MotoGP | Bezzecchi vola ma si nasconde: "Quando conta, arriveranno tutti"
Il pilota dell'Aprilia ha chiuso un venerdì da grande protagonista nel Gran Premio della Thailandia, risultando il più veloce in entrambe le sessioni e facendo segnare il nuovo record della pista di Buriram. E nonostante gli abbia rifilato ben quattro decimi, continua a parlare di Marc Marquez come del favorito per il weekend.
Marco Bezzecchi, Aprilia Racing
Foto di: Gold and Goose / Motorsport Images
Miglior tempo al mattino e miglior tempo al pomeriggio, con un margine di quattro decimi sugli inseguitori. Se fossimo ancora nel 2025, verrebbe quasi scontato pensare che si sta parlando di Marc Marquez.

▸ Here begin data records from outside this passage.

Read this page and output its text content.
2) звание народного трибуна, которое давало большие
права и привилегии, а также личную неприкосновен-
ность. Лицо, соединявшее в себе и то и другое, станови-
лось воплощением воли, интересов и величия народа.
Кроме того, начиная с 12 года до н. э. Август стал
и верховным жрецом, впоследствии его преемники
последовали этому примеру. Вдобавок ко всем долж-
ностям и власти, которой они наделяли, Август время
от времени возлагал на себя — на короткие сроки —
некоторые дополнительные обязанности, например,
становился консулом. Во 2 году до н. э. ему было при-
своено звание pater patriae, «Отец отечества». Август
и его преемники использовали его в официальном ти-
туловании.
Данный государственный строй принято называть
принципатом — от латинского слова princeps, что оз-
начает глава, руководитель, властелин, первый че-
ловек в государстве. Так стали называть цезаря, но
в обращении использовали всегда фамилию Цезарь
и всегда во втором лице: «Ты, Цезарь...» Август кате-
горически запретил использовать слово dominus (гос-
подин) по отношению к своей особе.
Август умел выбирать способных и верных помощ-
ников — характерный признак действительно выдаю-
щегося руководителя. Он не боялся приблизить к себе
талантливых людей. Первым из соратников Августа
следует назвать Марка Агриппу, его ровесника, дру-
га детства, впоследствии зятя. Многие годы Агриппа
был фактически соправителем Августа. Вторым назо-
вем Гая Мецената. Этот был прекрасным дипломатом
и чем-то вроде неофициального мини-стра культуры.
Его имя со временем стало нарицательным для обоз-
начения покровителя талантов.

Ma il Gran Premio della Thailandia è la prima gara della stagione 2026 della MotoGP e i titoli se li è presi Marco Bezzecchi.
Nonostante una fastidiosa pioggerella intermittente caduta nel pomeriggio, il pilota dell'Aprilia è riuscito a far segnare il nuovo record del Chang International Circuit di Buriram in 1'28"526, staccando appunto di oltre quattro decimi la Ducati del campione del mondo in carica. Un distacco davvero pesante su una pista breve e poco selettiva come quella thailandese. In ogni caso, il riminese ha mantenuto un approccio molto prudente quando ha incontrato i giornalisti a fine giornata.
"Stamattina sono rimasto più soddisfatto rispetto a pomeriggio, che è stata una sessione un po' strana, nella quale abbiamo dovuto cambiare i nostri piani a causa delle condizioni. Fortunatamente, devo dire che la squadra ha reagito alla grandissima e questo ci ha permesso di conquistare l'obiettivo più importante di oggi, che era andare direttamente in Q2. Di passo poi non siamo messi male, ma bisogna ancora lavorare un po'", ha detto Bezzecchi, tracciando il bilancio di una giornata che lo ha visto sempre osservare gli altri dall'alto verso il basso.
Più che la pioggia, secondo lui l'elemento più fastidioso è stato il vento nella sessione pomeridiana: "Penso che sia stato critico per tutti, ma non per via dell'aerodinamica. In effetti, c'è stato un momento della sessione in cui nessuno è riuscito a migliorare. Paradossalmente, trovando la finestra giusta, la sessione pomeridiana è servita più a fare il tempo che a seguire il piano di lavoro. Il vento però era davvero difficile da capire e bisognava adattare i punti di frenata: in alcuni capitava anche di frenare 50 metri dopo e fermarsi meglio".
Marco Bezzecchi, Aprilia Racing
Foto di: Gold and Goose Photography / LAT Images / via Getty Images
Quando poi gli è stato fatto notare che quattro decimi non sono un gap che si vede tutti i giorni a Buriram, "Simply the Bez" ha giocato in difesa, cercando di nascondersi un po': "Domani, quando conta, vedrete che arrivano tutti. Oggi magari c'era qualcuno che si doveva ancora sistemare, qualcuno che non gli è venuto il giro perfetto e ha sbagliato due curve. Comunque la sessione portava ad innervosirsi un po', perché bisognava trovare il momento giusto e magari ti ritrovavi in pista mentre sgocciolava un po'. Per questo sono sicuro che domani arriveranno tutti. Comunque è solo venerdì, quindi rimaniamo tranquilli e aspettiamo domani".
Non a caso, nonostante un inizio da incorniciare, lui continua ad indicare Marc Marquez come il favorito e ne ha anche spiegato il motivo: "Perché alla fine Marc è un pilota che ha un po' più di esperienza, è il più vincente che c'è adesso. Dall'anno scorso abbiamo visto che anche nei venerdì in cui magari non era a postissimo, lui comunque riesce sempre ad arrivare. Non solo è il campione in carica, ma è anche sicuramente il pilota più forte. E' questo il motivo per cui penso che sia il favorito, anche se ovviamente spero di poter essere abbastanza veloce per poter lottare con lui e con gli altri".
In questo momento è innegabile che lui sia un po' una sorta di uomo del momento in MotoGP, di cui parlano tutti. Ma questo non sembra influire molto sui suoi pensieri: "Mi fa piacere, ma non mi fa la differenza. Non è quello che cambia il mio umore. Io cerco solo di fare il mio lavoro, di impegnarmi al massimo ogni giorno, sia a casa che in pista per dare tutto quello che posso ai miei ragazzi", ha concluso.